Au Haut-Karabakh, 25 ans de conflit absurde

Depuis la chute de l’URSS en 1991, les Arméniens du Haut-Karabakh attendent toujours que leur État autoproclamé soit reconnu par la communauté internationale. Alors que perdure le conflit armé avec l’Azerbaïdjan, les deux populations, victimes et otages, aspirent désespérément à la paix.

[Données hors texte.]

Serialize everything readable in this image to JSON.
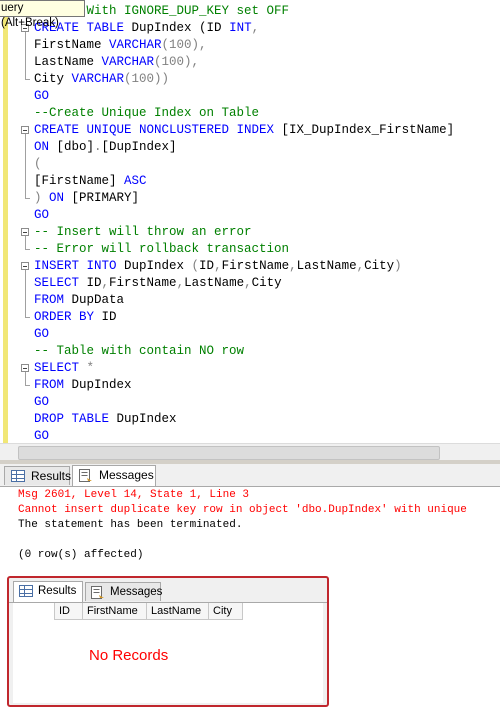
{
  "tooltip": "uery (Alt+Break)",
  "editor": {
    "lines": [
      [
        {
          "t": "on 1 - With IGNORE_DUP_KEY set OFF",
          "c": "cm"
        }
      ],
      [
        {
          "t": "CREATE TABLE ",
          "c": "kw"
        },
        {
          "t": "DupIndex (ID ",
          "c": "tx"
        },
        {
          "t": "INT",
          "c": "kw"
        },
        {
          "t": ",",
          "c": "gr"
        }
      ],
      [
        {
          "t": "FirstName ",
          "c": "tx"
        },
        {
          "t": "VARCHAR",
          "c": "kw"
        },
        {
          "t": "(100),",
          "c": "gr"
        }
      ],
      [
        {
          "t": "LastName ",
          "c": "tx"
        },
        {
          "t": "VARCHAR",
          "c": "kw"
        },
        {
          "t": "(100),",
          "c": "gr"
        }
      ],
      [
        {
          "t": "City ",
          "c": "tx"
        },
        {
          "t": "VARCHAR",
          "c": "kw"
        },
        {
          "t": "(100))",
          "c": "gr"
        }
      ],
      [
        {
          "t": "GO",
          "c": "kw"
        }
      ],
      [
        {
          "t": "--Create Unique Index on Table",
          "c": "cm"
        }
      ],
      [
        {
          "t": "CREATE UNIQUE NONCLUSTERED INDEX ",
          "c": "kw"
        },
        {
          "t": "[IX_DupIndex_FirstName]",
          "c": "tx"
        }
      ],
      [
        {
          "t": "ON ",
          "c": "kw"
        },
        {
          "t": "[dbo]",
          "c": "tx"
        },
        {
          "t": ".",
          "c": "gr"
        },
        {
          "t": "[DupIndex]",
          "c": "tx"
        }
      ],
      [
        {
          "t": "(",
          "c": "gr"
        }
      ],
      [
        {
          "t": "[FirstName] ",
          "c": "tx"
        },
        {
          "t": "ASC",
          "c": "kw"
        }
      ],
      [
        {
          "t": ") ",
          "c": "gr"
        },
        {
          "t": "ON ",
          "c": "kw"
        },
        {
          "t": "[PRIMARY]",
          "c": "tx"
        }
      ],
      [
        {
          "t": "GO",
          "c": "kw"
        }
      ],
      [
        {
          "t": "-- Insert will throw an error",
          "c": "cm"
        }
      ],
      [
        {
          "t": "-- Error will rollback transaction",
          "c": "cm"
        }
      ],
      [
        {
          "t": "INSERT INTO ",
          "c": "kw"
        },
        {
          "t": "DupIndex ",
          "c": "tx"
        },
        {
          "t": "(",
          "c": "gr"
        },
        {
          "t": "ID",
          "c": "tx"
        },
        {
          "t": ",",
          "c": "gr"
        },
        {
          "t": "FirstName",
          "c": "tx"
        },
        {
          "t": ",",
          "c": "gr"
        },
        {
          "t": "LastName",
          "c": "tx"
        },
        {
          "t": ",",
          "c": "gr"
        },
        {
          "t": "City",
          "c": "tx"
        },
        {
          "t": ")",
          "c": "gr"
        }
      ],
      [
        {
          "t": "SELECT ",
          "c": "kw"
        },
        {
          "t": "ID",
          "c": "tx"
        },
        {
          "t": ",",
          "c": "gr"
        },
        {
          "t": "FirstName",
          "c": "tx"
        },
        {
          "t": ",",
          "c": "gr"
        },
        {
          "t": "LastName",
          "c": "tx"
        },
        {
          "t": ",",
          "c": "gr"
        },
        {
          "t": "City",
          "c": "tx"
        }
      ],
      [
        {
          "t": "FROM ",
          "c": "kw"
        },
        {
          "t": "DupData",
          "c": "tx"
        }
      ],
      [
        {
          "t": "ORDER BY ",
          "c": "kw"
        },
        {
          "t": "ID",
          "c": "tx"
        }
      ],
      [
        {
          "t": "GO",
          "c": "kw"
        }
      ],
      [
        {
          "t": "-- Table with contain NO row",
          "c": "cm"
        }
      ],
      [
        {
          "t": "SELECT ",
          "c": "kw"
        },
        {
          "t": "*",
          "c": "gr"
        }
      ],
      [
        {
          "t": "FROM ",
          "c": "kw"
        },
        {
          "t": "DupIndex",
          "c": "tx"
        }
      ],
      [
        {
          "t": "GO",
          "c": "kw"
        }
      ],
      [
        {
          "t": "DROP TABLE ",
          "c": "kw"
        },
        {
          "t": "DupIndex",
          "c": "tx"
        }
      ],
      [
        {
          "t": "GO",
          "c": "kw"
        }
      ]
    ]
  },
  "tabs": [
    {
      "label": "Results",
      "icon": "grid-icon",
      "active": false
    },
    {
      "label": "Messages",
      "icon": "messages-icon",
      "active": true
    }
  ],
  "messages": [
    {
      "text": "Msg 2601, Level 14, State 1, Line 3",
      "kind": "err"
    },
    {
      "text": "Cannot insert duplicate key row in object 'dbo.DupIndex' with unique",
      "kind": "err"
    },
    {
      "text": "The statement has been terminated.",
      "kind": "ok"
    },
    {
      "text": "",
      "kind": "ok"
    },
    {
      "text": "(0 row(s) affected)",
      "kind": "ok"
    }
  ],
  "inset": {
    "tabs": [
      {
        "label": "Results",
        "icon": "grid-icon",
        "active": true
      },
      {
        "label": "Messages",
        "icon": "messages-icon",
        "active": false
      }
    ],
    "columns": [
      "ID",
      "FirstName",
      "LastName",
      "City"
    ],
    "annotation": "No Records"
  },
  "colors": {
    "keyword": "#0000ff",
    "comment": "#008000",
    "error": "#ff0000",
    "highlight": "#c0272d"
  }
}
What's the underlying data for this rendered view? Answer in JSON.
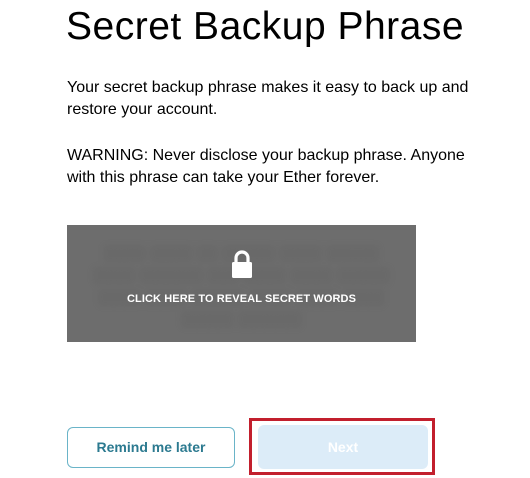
{
  "page": {
    "title": "Secret Backup Phrase",
    "description": "Your secret backup phrase makes it easy to back up and restore your account.",
    "warning": "WARNING: Never disclose your backup phrase. Anyone with this phrase can take your Ether forever."
  },
  "reveal": {
    "label": "CLICK HERE TO REVEAL SECRET WORDS",
    "icon": "lock-icon"
  },
  "buttons": {
    "remind_label": "Remind me later",
    "next_label": "Next",
    "next_disabled": true
  },
  "colors": {
    "reveal_bg": "#6d6d6d",
    "remind_border": "#6ab4c8",
    "remind_text": "#2c7a90",
    "next_bg": "#dcecf8",
    "highlight": "#c21f2d"
  }
}
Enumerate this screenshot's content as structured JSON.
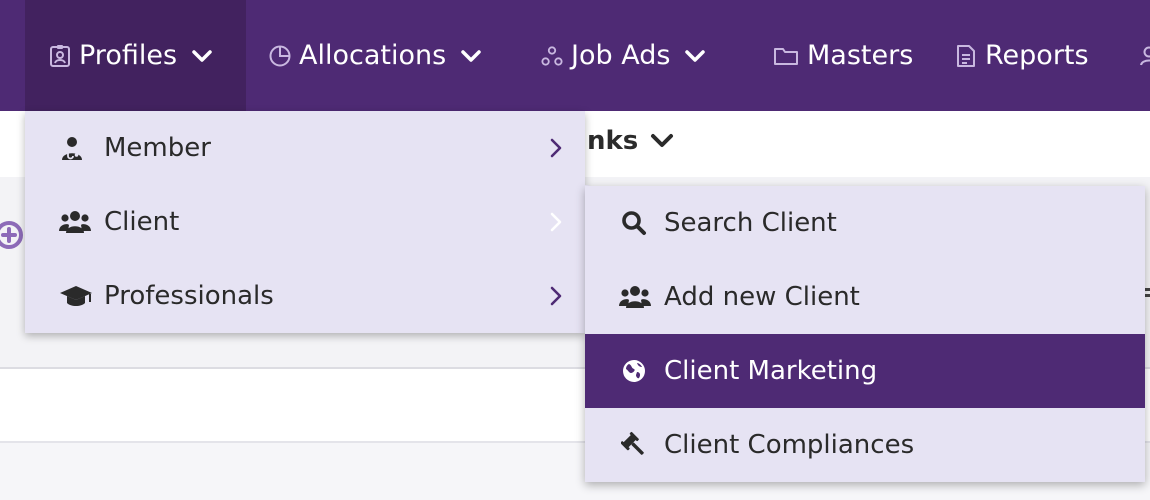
{
  "colors": {
    "nav_bg": "#4e2a74",
    "nav_active_bg": "#42225f",
    "menu_bg": "#e6e3f3",
    "menu_active_bg": "#4e2a74",
    "menu_text": "#2a2a2a"
  },
  "nav": {
    "items": [
      {
        "label": "Profiles",
        "icon": "id-badge-icon",
        "has_dropdown": true,
        "active": true
      },
      {
        "label": "Allocations",
        "icon": "pie-chart-icon",
        "has_dropdown": true
      },
      {
        "label": "Job Ads",
        "icon": "nodes-icon",
        "has_dropdown": true
      },
      {
        "label": "Masters",
        "icon": "folder-icon",
        "has_dropdown": false
      },
      {
        "label": "Reports",
        "icon": "document-icon",
        "has_dropdown": false
      }
    ]
  },
  "background": {
    "section_header_partial": "nks"
  },
  "profiles_menu": {
    "items": [
      {
        "label": "Member",
        "icon": "doctor-icon"
      },
      {
        "label": "Client",
        "icon": "users-icon"
      },
      {
        "label": "Professionals",
        "icon": "graduation-cap-icon"
      }
    ]
  },
  "client_submenu": {
    "items": [
      {
        "label": "Search Client",
        "icon": "search-icon"
      },
      {
        "label": "Add new Client",
        "icon": "users-icon"
      },
      {
        "label": "Client Marketing",
        "icon": "globe-icon",
        "active": true
      },
      {
        "label": "Client Compliances",
        "icon": "gavel-icon"
      }
    ]
  }
}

Enfants jouant au football dans les rues de Stepanakert, capitale République du Haut-Karabakh.  (photo Arthur Fouchère/8e étage)
Enfants jouant au football dans les rues de Stepanakert, capitale République du Haut-Karabakh.
(photo Arthur Fouchère/8e étage)

À Talish, dans la région de Martakert au Haut-Karabakh, une poignée d'hommes tentent de reconstruire leurs maisons, à moins d’un kilomètre de la ligne de contact et du sol azéri. Tracée le 16 mai 1994, à l'issue de trois années de guerre ayant fait dans les deux camps 30 000 morts et plus d’un million de déplacés internes et réfugiés, cette frontière précaire sans accord de paix est régulièrement le théâtre de heurts depuis la reprise des hostilités, en avril 2016. Une seconde guerre éclaire, dite « des quatre jours », a fait plus d’une centaine de victimes de part et d’autre de la ligne de front. Pourtant, l’offensive de Baku lui a fait prendre l’ascendant en récupérant une portion symbolique — une dizaine de km2 –, sur les 8000 km2 de territoires abandonnés au Haut-Karabakh après la déroute de 1994. Depuis, chaque mois, des Azéris et Karabakhtsis perdent la vie.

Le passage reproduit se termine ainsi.